First off, all of the various psychiatric diagnoses can in some people cause attention problems that can on superficial inquiry be mislabeled as ADHD. This is great for generating a fad because concentration problems are so ubiquitous in psychiatric patients. It is dangerous because the real diagnosis is missed, the right treatment is not given, and the ADHD treatment is likely to be harmful to the real psychiatric problem. Most common example: Mislabeled ADHD causes great problems when people with missed bipolar disorder receive stimulant ADHD drugs that make them manic.

Second, normal distractibility is part of human nature and most of us would like to concentrate better. Many people buy easily into the comforting idea that their problem is ADHD and that taking a pill can solve it. Almost always this is simply untrue. ADHD requires that there be an onset early in the person's childhood and that the symptoms be severe, pervasive, persistent, and cause significant impairment. There is no evidence that late-onset ADHD exists.

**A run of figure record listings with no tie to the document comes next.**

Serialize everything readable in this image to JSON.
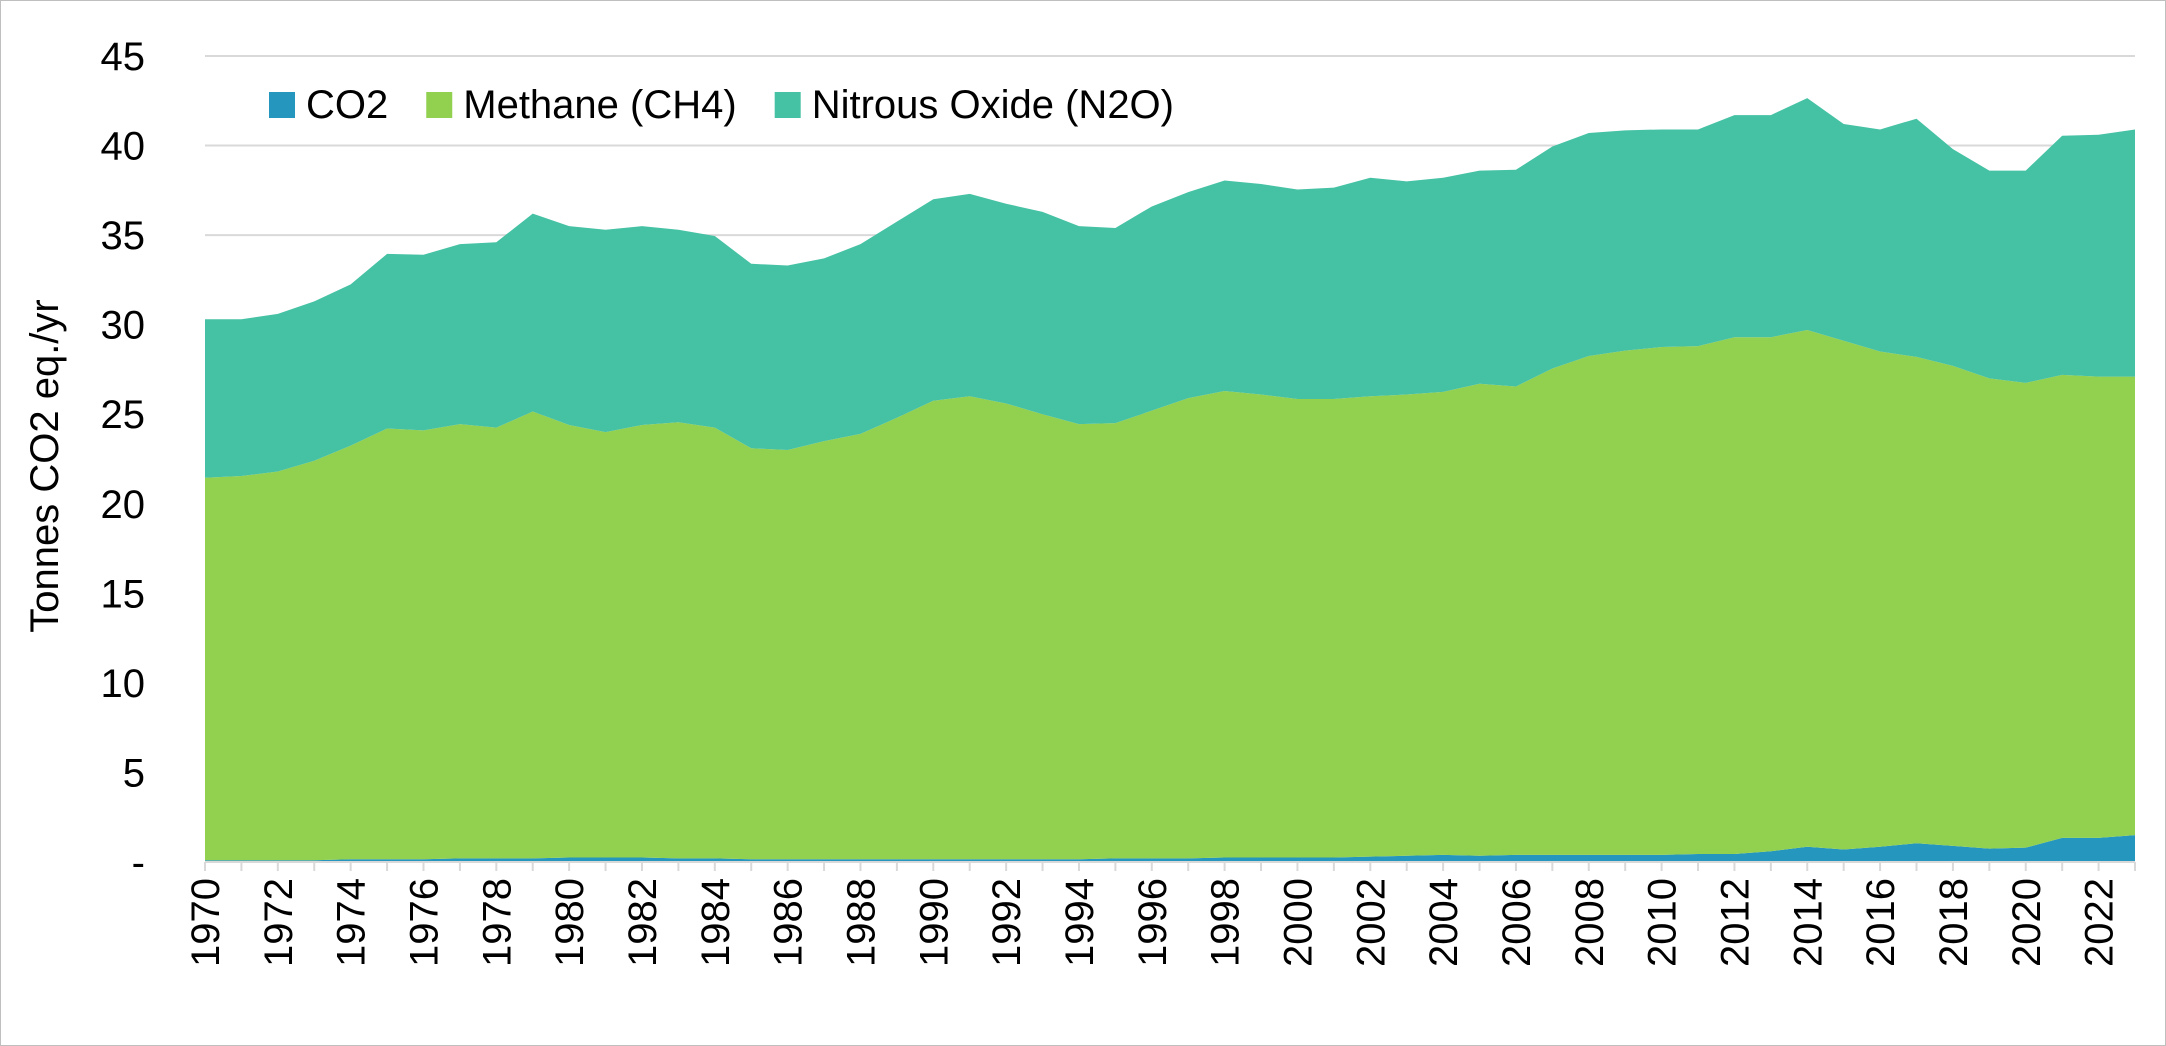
{
  "chart_data": {
    "type": "area",
    "stacked": true,
    "title": "",
    "xlabel": "",
    "ylabel": "Tonnes CO2 eq./yr",
    "ylim": [
      0,
      45
    ],
    "yticks": [
      0,
      5,
      10,
      15,
      20,
      25,
      30,
      35,
      40,
      45
    ],
    "ytick_labels": [
      "-",
      "5",
      "10",
      "15",
      "20",
      "25",
      "30",
      "35",
      "40",
      "45"
    ],
    "xtick_labels": [
      "1970",
      "1972",
      "1974",
      "1976",
      "1978",
      "1980",
      "1982",
      "1984",
      "1986",
      "1988",
      "1990",
      "1992",
      "1994",
      "1996",
      "1998",
      "2000",
      "2002",
      "2004",
      "2006",
      "2008",
      "2010",
      "2012",
      "2014",
      "2016",
      "2018",
      "2020",
      "2022"
    ],
    "grid": "horizontal",
    "legend_position": "top-left",
    "x": [
      1970,
      1971,
      1972,
      1973,
      1974,
      1975,
      1976,
      1977,
      1978,
      1979,
      1980,
      1981,
      1982,
      1983,
      1984,
      1985,
      1986,
      1987,
      1988,
      1989,
      1990,
      1991,
      1992,
      1993,
      1994,
      1995,
      1996,
      1997,
      1998,
      1999,
      2000,
      2001,
      2002,
      2003,
      2004,
      2005,
      2006,
      2007,
      2008,
      2009,
      2010,
      2011,
      2012,
      2013,
      2014,
      2015,
      2016,
      2017,
      2018,
      2019,
      2020,
      2021,
      2022,
      2023
    ],
    "series": [
      {
        "name": "CO2",
        "color": "#2596be",
        "values": [
          0.1,
          0.1,
          0.1,
          0.1,
          0.15,
          0.15,
          0.15,
          0.2,
          0.2,
          0.2,
          0.25,
          0.25,
          0.25,
          0.2,
          0.2,
          0.15,
          0.15,
          0.15,
          0.15,
          0.15,
          0.15,
          0.15,
          0.15,
          0.15,
          0.15,
          0.2,
          0.2,
          0.2,
          0.25,
          0.25,
          0.25,
          0.25,
          0.3,
          0.35,
          0.4,
          0.35,
          0.4,
          0.4,
          0.4,
          0.4,
          0.4,
          0.45,
          0.45,
          0.6,
          0.85,
          0.7,
          0.85,
          1.05,
          0.9,
          0.75,
          0.8,
          1.35,
          1.35,
          1.5
        ]
      },
      {
        "name": "Methane (CH4)",
        "color": "#92d050",
        "values": [
          21.35,
          21.45,
          21.7,
          22.3,
          23.1,
          24.05,
          23.95,
          24.25,
          24.05,
          24.95,
          24.15,
          23.75,
          24.15,
          24.35,
          24.05,
          22.95,
          22.85,
          23.35,
          23.75,
          24.65,
          25.6,
          25.85,
          25.45,
          24.85,
          24.3,
          24.3,
          25.0,
          25.7,
          26.05,
          25.85,
          25.6,
          25.6,
          25.7,
          25.75,
          25.85,
          26.35,
          26.15,
          27.15,
          27.85,
          28.15,
          28.35,
          28.35,
          28.85,
          28.7,
          28.85,
          28.4,
          27.65,
          27.15,
          26.8,
          26.25,
          25.95,
          25.85,
          25.75,
          25.6
        ]
      },
      {
        "name": "Nitrous Oxide (N2O)",
        "color": "#45c1a4",
        "values": [
          8.85,
          8.75,
          8.8,
          8.9,
          9.0,
          9.75,
          9.8,
          10.05,
          10.35,
          11.05,
          11.1,
          11.3,
          11.1,
          10.75,
          10.7,
          10.3,
          10.3,
          10.2,
          10.6,
          10.95,
          11.25,
          11.3,
          11.15,
          11.3,
          11.05,
          10.9,
          11.4,
          11.5,
          11.75,
          11.75,
          11.7,
          11.8,
          12.2,
          11.9,
          11.95,
          11.9,
          12.1,
          12.4,
          12.45,
          12.3,
          12.15,
          12.1,
          12.4,
          12.4,
          12.95,
          12.1,
          12.4,
          13.3,
          12.1,
          11.6,
          11.85,
          13.35,
          13.5,
          13.8
        ]
      }
    ]
  }
}
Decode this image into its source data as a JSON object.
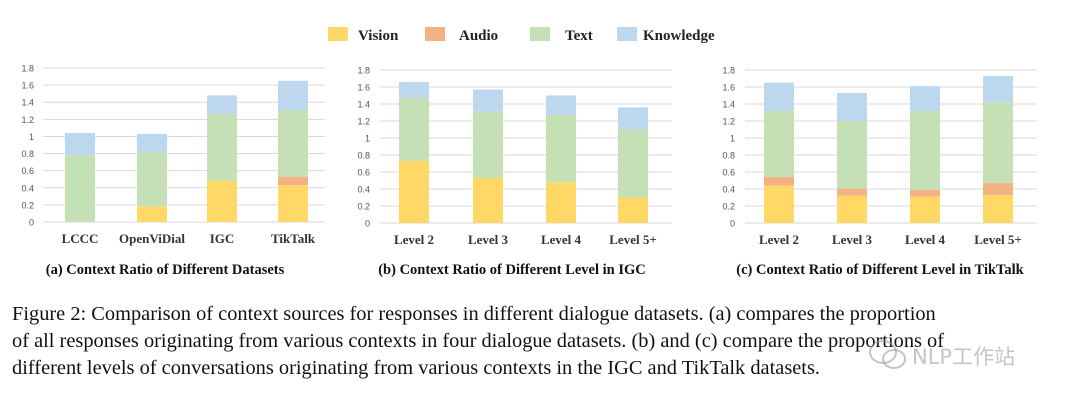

A careful differential diagnosis will rule out ADHD in most adults receiving the label. Either they have normal distractibility or they have another more relevant psychiatric diagnosis.

The harmful consequences of the adult ADHD fad are considerable, both for the individual and society. Easy access to an ADHD diagnosis means easy access to legal 'speed'. This has created a large illegal secondary market of diverted pills. ADHD drugs have become the campus recreational drug of choice at parties and the performance-enhancement drug of choice for all-nighters during finals week. At the other extreme of the life cycle, even seniors are not safe from really dumb ADHD diagnoses. Legal speed can cause many medical and psychiatric adverse effects, and emergency room visits for complications are skyrocketing. The Drug Enforcement Agency is doing its best to contain the epidemic but seems to be fighting a losing battle.

Bottom line: Most of what looks like adult ADHD is not adult ADHD. Distractibility is ubiquitous. Most of it is normal; some of it is due to another psychiatric or medical problem. If you weren't diagnosed with ADHD as a kid, you almost surely don't have it now. And even if you were, a more careful history now may call the original diagnosis into question. Legal speed is not necessarily safe and doesn't solve all life's problems. ADHD drugs are useful when appropriately prescribed for the few, but harmful when carelessly prescribed for the many. It is past time to stop the adult ADHD fad before it gains even more traction.